Les gens se sont rués sur notre petit stand, curieux de goûter nos délicieux cafés et de discuter avec nous. C'était une journée idéale pour profiter du Marché Romantique et des fêtes de San Froilán. Nous étions heureux de participer à cette tradition si chère aux habitants de León.
Il y a quelques jours, nos amis Erwan et Sarah sont revenus nous rendre visite. Nous les avions rencontrés il y a un an et ils nous avaient émerveillés par leurs photos, leurs vidéos et leur mode de vie.
C'est toujours excitant de recevoir un message de leur part annonçant leur prochaine visite.
Le plan cette fois-ci était de passer une journée entière avec nous pour une séance photo, afin d'avoir suffisamment de publications à partager pendant un certain temps. instagram.
Bien sûr, pendant les travaux, il y a eu cafés riches Et il se trouve aussi que nous avons eu un Coupe du Brésil cCe sont les propriétaires de l'un de nos restaurants préférés, “ Pagus ”. (N'oubliez pas d'essayer leurs recettes de pâtes, elles sont à se lécher les doigts !).
Les Dents de la mer, E.T. l'extraterrestre, Jurassic Park, La Liste de Schindler, Il faut sauver le soldat Ryan, Star Wars : des films réalisés par le maître incontesté du cinéma. Tous ont caracolé en tête du box-office et des critiques ; cependant, Munich était d'une toute autre envergure.
Steven Spielberg nous plonge au cœur du conflit israélo-arabe. Le conflit des conflits, l'éternel combat du peuple juif pour trouver sa place, sans cesse expulsé de chaque lieu de vie et en quête de ses origines. Un conflit qui, au-delà du simple affrontement israélo-arabe, s'est étendu à l'échelle mondiale, impliquant des pays européens et américains.
Revenons à notre point de départ, Munich, tiré du livre « Vengeance », qui relate comment le groupe terroriste Septembre noir a attaqué des athlètes israéliens lors des Jeux olympiques de 1972 (les premiers organisés en Allemagne depuis 1936).

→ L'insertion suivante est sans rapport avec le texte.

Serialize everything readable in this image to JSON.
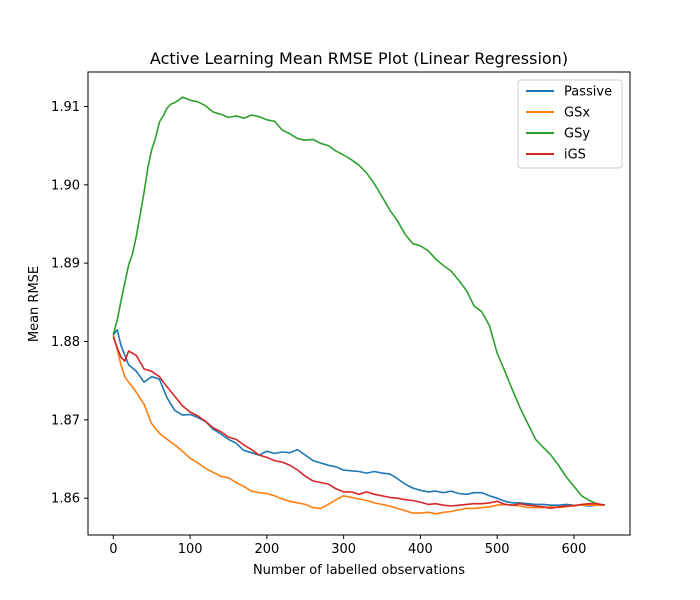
{
  "chart_data": {
    "type": "line",
    "title": "Active Learning Mean RMSE Plot (Linear Regression)",
    "xlabel": "Number of labelled observations",
    "ylabel": "Mean RMSE",
    "xlim": [
      -33,
      673
    ],
    "ylim": [
      1.8553,
      1.9144
    ],
    "xticks": [
      0,
      100,
      200,
      300,
      400,
      500,
      600
    ],
    "xtick_labels": [
      "0",
      "100",
      "200",
      "300",
      "400",
      "500",
      "600"
    ],
    "yticks": [
      1.86,
      1.87,
      1.88,
      1.89,
      1.9,
      1.91
    ],
    "ytick_labels": [
      "1.86",
      "1.87",
      "1.88",
      "1.89",
      "1.90",
      "1.91"
    ],
    "grid": false,
    "legend_position": "upper right",
    "series": [
      {
        "name": "Passive",
        "color": "#1f77b4",
        "x": [
          0,
          5,
          10,
          20,
          30,
          40,
          50,
          60,
          70,
          80,
          90,
          100,
          110,
          120,
          130,
          140,
          150,
          160,
          170,
          180,
          190,
          200,
          210,
          220,
          230,
          240,
          250,
          260,
          270,
          280,
          290,
          300,
          310,
          320,
          330,
          340,
          350,
          360,
          370,
          380,
          390,
          400,
          410,
          420,
          430,
          440,
          450,
          460,
          470,
          480,
          490,
          500,
          510,
          520,
          530,
          540,
          550,
          560,
          570,
          580,
          590,
          600,
          610,
          620,
          630,
          640
        ],
        "y": [
          1.8808,
          1.8815,
          1.8795,
          1.877,
          1.8762,
          1.8748,
          1.8755,
          1.8752,
          1.8728,
          1.8712,
          1.8706,
          1.8707,
          1.8703,
          1.8698,
          1.8688,
          1.8682,
          1.8675,
          1.867,
          1.8661,
          1.8658,
          1.8655,
          1.866,
          1.8657,
          1.8659,
          1.8658,
          1.8662,
          1.8655,
          1.8648,
          1.8645,
          1.8642,
          1.864,
          1.8636,
          1.8635,
          1.8634,
          1.8632,
          1.8634,
          1.8632,
          1.8631,
          1.8625,
          1.8618,
          1.8613,
          1.861,
          1.8608,
          1.8609,
          1.8607,
          1.8609,
          1.8606,
          1.8605,
          1.8607,
          1.8607,
          1.8603,
          1.86,
          1.8596,
          1.8594,
          1.8594,
          1.8593,
          1.8592,
          1.8592,
          1.8591,
          1.8591,
          1.8592,
          1.8591,
          1.8591,
          1.859,
          1.8591,
          1.8591
        ]
      },
      {
        "name": "GSx",
        "color": "#ff7f0e",
        "x": [
          0,
          5,
          10,
          15,
          20,
          25,
          30,
          40,
          50,
          60,
          70,
          80,
          90,
          100,
          110,
          120,
          130,
          140,
          150,
          160,
          170,
          180,
          190,
          200,
          210,
          220,
          230,
          240,
          250,
          260,
          270,
          280,
          290,
          300,
          310,
          320,
          330,
          340,
          350,
          360,
          370,
          380,
          390,
          400,
          410,
          420,
          430,
          440,
          450,
          460,
          470,
          480,
          490,
          500,
          510,
          520,
          530,
          540,
          550,
          560,
          570,
          580,
          590,
          600,
          610,
          620,
          630,
          640
        ],
        "y": [
          1.8808,
          1.879,
          1.877,
          1.8755,
          1.8748,
          1.8742,
          1.8735,
          1.872,
          1.8695,
          1.8683,
          1.8675,
          1.8668,
          1.866,
          1.8651,
          1.8645,
          1.8638,
          1.8633,
          1.8628,
          1.8626,
          1.862,
          1.8615,
          1.8609,
          1.8607,
          1.8606,
          1.8603,
          1.8599,
          1.8596,
          1.8594,
          1.8592,
          1.8588,
          1.8587,
          1.8592,
          1.8598,
          1.8603,
          1.8601,
          1.8599,
          1.8597,
          1.8594,
          1.8592,
          1.859,
          1.8587,
          1.8584,
          1.8581,
          1.8581,
          1.8582,
          1.858,
          1.8582,
          1.8583,
          1.8585,
          1.8587,
          1.8587,
          1.8588,
          1.8589,
          1.8591,
          1.8592,
          1.8591,
          1.859,
          1.8588,
          1.8588,
          1.8588,
          1.8589,
          1.8588,
          1.8589,
          1.8591,
          1.8591,
          1.8591,
          1.8591,
          1.8591
        ]
      },
      {
        "name": "GSy",
        "color": "#2ca02c",
        "x": [
          0,
          5,
          10,
          15,
          20,
          25,
          30,
          35,
          40,
          45,
          50,
          55,
          60,
          65,
          70,
          75,
          80,
          85,
          90,
          95,
          100,
          110,
          120,
          130,
          140,
          150,
          160,
          170,
          180,
          190,
          200,
          210,
          220,
          230,
          240,
          250,
          260,
          270,
          280,
          290,
          300,
          310,
          320,
          330,
          340,
          350,
          360,
          370,
          380,
          390,
          400,
          410,
          420,
          430,
          440,
          450,
          460,
          470,
          480,
          490,
          500,
          510,
          520,
          530,
          540,
          550,
          560,
          570,
          580,
          590,
          600,
          610,
          620,
          630,
          640
        ],
        "y": [
          1.8809,
          1.8827,
          1.8852,
          1.8875,
          1.8898,
          1.8912,
          1.8935,
          1.8962,
          1.899,
          1.9022,
          1.9045,
          1.906,
          1.908,
          1.9088,
          1.9098,
          1.9103,
          1.9105,
          1.9108,
          1.9112,
          1.911,
          1.9108,
          1.9106,
          1.9101,
          1.9093,
          1.909,
          1.9086,
          1.9088,
          1.9085,
          1.9089,
          1.9087,
          1.9083,
          1.9081,
          1.907,
          1.9065,
          1.9059,
          1.9057,
          1.9058,
          1.9053,
          1.905,
          1.9043,
          1.9038,
          1.9032,
          1.9025,
          1.9015,
          1.9001,
          1.8985,
          1.8968,
          1.8954,
          1.8937,
          1.8925,
          1.8922,
          1.8916,
          1.8905,
          1.8897,
          1.889,
          1.8878,
          1.8865,
          1.8845,
          1.8838,
          1.882,
          1.8785,
          1.8762,
          1.8738,
          1.8715,
          1.8695,
          1.8675,
          1.8665,
          1.8655,
          1.8642,
          1.8627,
          1.8615,
          1.8603,
          1.8597,
          1.8593,
          1.8591
        ]
      },
      {
        "name": "iGS",
        "color": "#d62728",
        "x": [
          0,
          5,
          10,
          15,
          20,
          30,
          40,
          50,
          60,
          70,
          80,
          90,
          100,
          110,
          120,
          130,
          140,
          150,
          160,
          170,
          180,
          190,
          200,
          210,
          220,
          230,
          240,
          250,
          260,
          270,
          280,
          290,
          300,
          310,
          320,
          330,
          340,
          350,
          360,
          370,
          380,
          390,
          400,
          410,
          420,
          430,
          440,
          450,
          460,
          470,
          480,
          490,
          500,
          510,
          520,
          530,
          540,
          550,
          560,
          570,
          580,
          590,
          600,
          610,
          620,
          630,
          640
        ],
        "y": [
          1.8806,
          1.8792,
          1.878,
          1.8775,
          1.8788,
          1.8782,
          1.8765,
          1.8762,
          1.8755,
          1.8742,
          1.873,
          1.8718,
          1.871,
          1.8705,
          1.8698,
          1.869,
          1.8685,
          1.8678,
          1.8675,
          1.8668,
          1.8662,
          1.8655,
          1.8652,
          1.8648,
          1.8646,
          1.8642,
          1.8636,
          1.8628,
          1.8622,
          1.862,
          1.8618,
          1.8612,
          1.8608,
          1.8608,
          1.8605,
          1.8608,
          1.8605,
          1.8603,
          1.8601,
          1.86,
          1.8598,
          1.8597,
          1.8595,
          1.8592,
          1.8593,
          1.8591,
          1.859,
          1.8591,
          1.8592,
          1.8593,
          1.8593,
          1.8594,
          1.8596,
          1.8592,
          1.8591,
          1.8593,
          1.8591,
          1.859,
          1.8589,
          1.8587,
          1.8589,
          1.859,
          1.859,
          1.8592,
          1.8593,
          1.8593,
          1.8591
        ]
      }
    ]
  }
}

Bilan : onze Israéliens tués, aucune revendication de l’attentat, et les Jeux olympiques se sont déroulés comme prévu.
À partir de cet événement, Steven Spielberg tisse toute l'intrigue autour de la vengeance des services secrets juifs, déterminés à éliminer les responsables de ce massacre incompréhensible et horrible. Des Jeux olympiques qui, de surcroît, étaient censés symboliser l'unité des nations par le sport.

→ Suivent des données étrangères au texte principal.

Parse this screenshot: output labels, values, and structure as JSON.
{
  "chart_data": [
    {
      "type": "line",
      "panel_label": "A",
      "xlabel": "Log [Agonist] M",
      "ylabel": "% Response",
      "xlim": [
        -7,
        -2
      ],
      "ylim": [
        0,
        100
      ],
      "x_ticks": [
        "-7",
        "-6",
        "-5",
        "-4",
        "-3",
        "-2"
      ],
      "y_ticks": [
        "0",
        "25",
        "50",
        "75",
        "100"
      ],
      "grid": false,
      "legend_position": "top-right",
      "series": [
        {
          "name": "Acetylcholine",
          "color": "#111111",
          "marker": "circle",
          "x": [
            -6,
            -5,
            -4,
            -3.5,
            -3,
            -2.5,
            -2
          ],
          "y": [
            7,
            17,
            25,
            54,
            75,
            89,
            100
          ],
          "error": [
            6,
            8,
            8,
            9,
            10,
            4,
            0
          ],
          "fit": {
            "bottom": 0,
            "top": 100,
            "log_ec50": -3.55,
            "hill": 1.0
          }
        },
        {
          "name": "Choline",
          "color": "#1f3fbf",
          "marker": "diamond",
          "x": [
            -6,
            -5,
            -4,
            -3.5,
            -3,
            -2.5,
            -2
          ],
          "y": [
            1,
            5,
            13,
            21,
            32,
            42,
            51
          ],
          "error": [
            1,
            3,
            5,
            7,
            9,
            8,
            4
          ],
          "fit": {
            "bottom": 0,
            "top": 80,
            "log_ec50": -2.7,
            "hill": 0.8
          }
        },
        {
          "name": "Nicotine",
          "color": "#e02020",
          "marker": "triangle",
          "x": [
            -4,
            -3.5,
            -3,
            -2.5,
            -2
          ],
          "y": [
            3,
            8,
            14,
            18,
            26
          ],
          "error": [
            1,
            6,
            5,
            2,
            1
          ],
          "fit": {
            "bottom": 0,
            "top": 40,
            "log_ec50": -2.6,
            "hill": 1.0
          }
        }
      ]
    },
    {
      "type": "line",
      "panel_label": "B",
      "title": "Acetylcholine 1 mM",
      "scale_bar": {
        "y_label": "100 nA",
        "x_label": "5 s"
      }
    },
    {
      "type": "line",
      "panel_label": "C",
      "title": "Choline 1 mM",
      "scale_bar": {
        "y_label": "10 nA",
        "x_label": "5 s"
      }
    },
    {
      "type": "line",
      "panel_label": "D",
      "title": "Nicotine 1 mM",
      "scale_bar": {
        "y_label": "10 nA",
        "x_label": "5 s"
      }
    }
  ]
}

Un portrait saisissant où s'entremêlent idées politiques, enjeux moraux et conflits de coexistence religieuse et sociale. Peut-être s'attarde-t-il trop sur la vengeance, reléguant au second plan des questions plus importantes. Une vengeance banale, répétée inlassablement depuis des années. La politique, ou les politiciens, n'ont jamais donné les résultats escomptés, sans doute parce que des intérêts particuliers, au sein comme en dehors du système, ont toujours souhaité que le problème perdure, ou comme l'a dit un jour un acteur célèbre : « Les politiciens sont des gens qui inventent des problèmes là où il n'y en a pas, et qui tentent ensuite de les résoudre. ».
Une bande-annonce dense, intense et percutante, qui n'est pas sans rappeler les grands films d'espionnage. Conçue pour être savourée à chaque seconde.

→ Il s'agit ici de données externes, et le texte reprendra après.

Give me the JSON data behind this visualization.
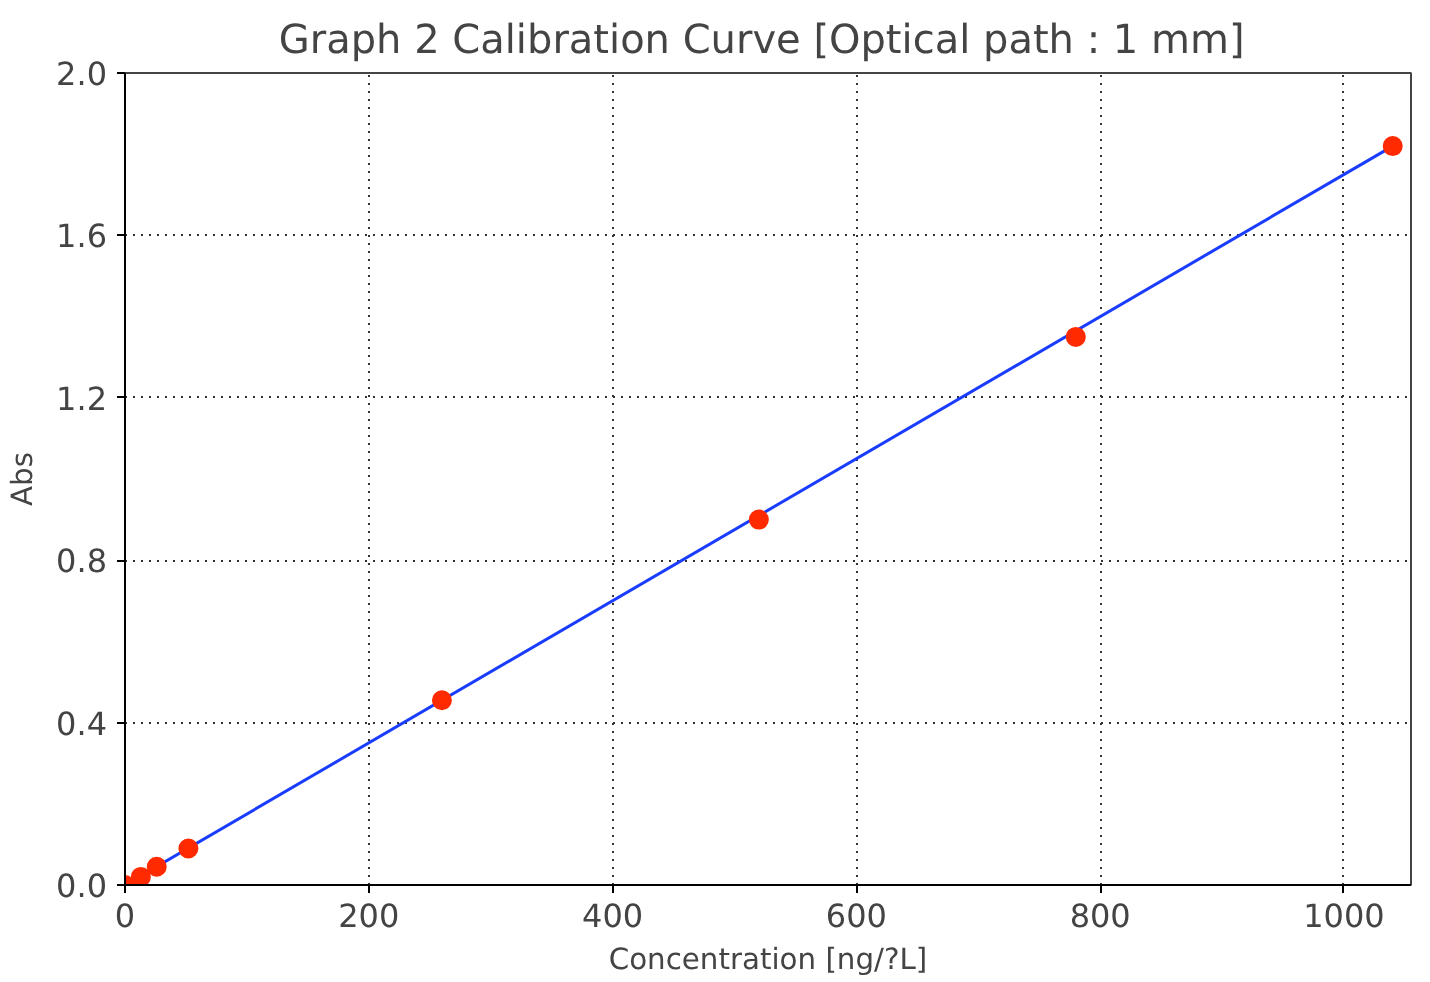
{
  "chart_data": {
    "type": "scatter",
    "title": "Graph 2  Calibration Curve [Optical path : 1 mm]",
    "xlabel": "Concentration [ng/?L]",
    "ylabel": "Abs",
    "series": [
      {
        "color": "#ff2a00",
        "marker": "circle",
        "x": [
          0,
          13,
          26,
          52,
          260,
          520,
          780,
          1040
        ],
        "values": [
          0.0,
          0.02,
          0.045,
          0.09,
          0.455,
          0.9,
          1.35,
          1.82
        ]
      },
      {
        "type": "line",
        "color": "#1a3cff",
        "marker": "none",
        "line_style": "solid",
        "x": [
          0,
          1040
        ],
        "values": [
          0.0,
          1.82
        ]
      }
    ],
    "xlim": [
      0,
      1055
    ],
    "ylim": [
      0,
      2.0
    ],
    "xticks": [
      0,
      200,
      400,
      600,
      800,
      1000
    ],
    "yticks": [
      {
        "value": 0,
        "label": "0.0"
      },
      {
        "value": 0.4,
        "label": "0.4"
      },
      {
        "value": 0.8,
        "label": "0.8"
      },
      {
        "value": 1.2,
        "label": "1.2"
      },
      {
        "value": 1.6,
        "label": "1.6"
      },
      {
        "value": 2.0,
        "label": "2.0"
      }
    ],
    "grid": true
  }
}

Un phénomène similaire se produit dans le monde du café ; étant l'un des produits les plus commercialisés au monde, il existe également intérêts commerciaux, marché boursier, opérationnel ou tout autre type.
Laissons ces sujets complexes pour plus tard et parlons simplement du café. Comme vous le savez, le caféier pousse sur un arbuste, et chaque baie contient généralement deux grains. À maturité, ces baies arborent une couleur rouge foncé ou rouge vif, selon le point de vue. Dans certaines régions, la récolte du café se fait à la main et le transport se fait à dos d'animal en raison du terrain accidenté. Ensuite, dans les plantations, différentes méthodes de transformation sont mises en œuvre, selon la région et ses traditions.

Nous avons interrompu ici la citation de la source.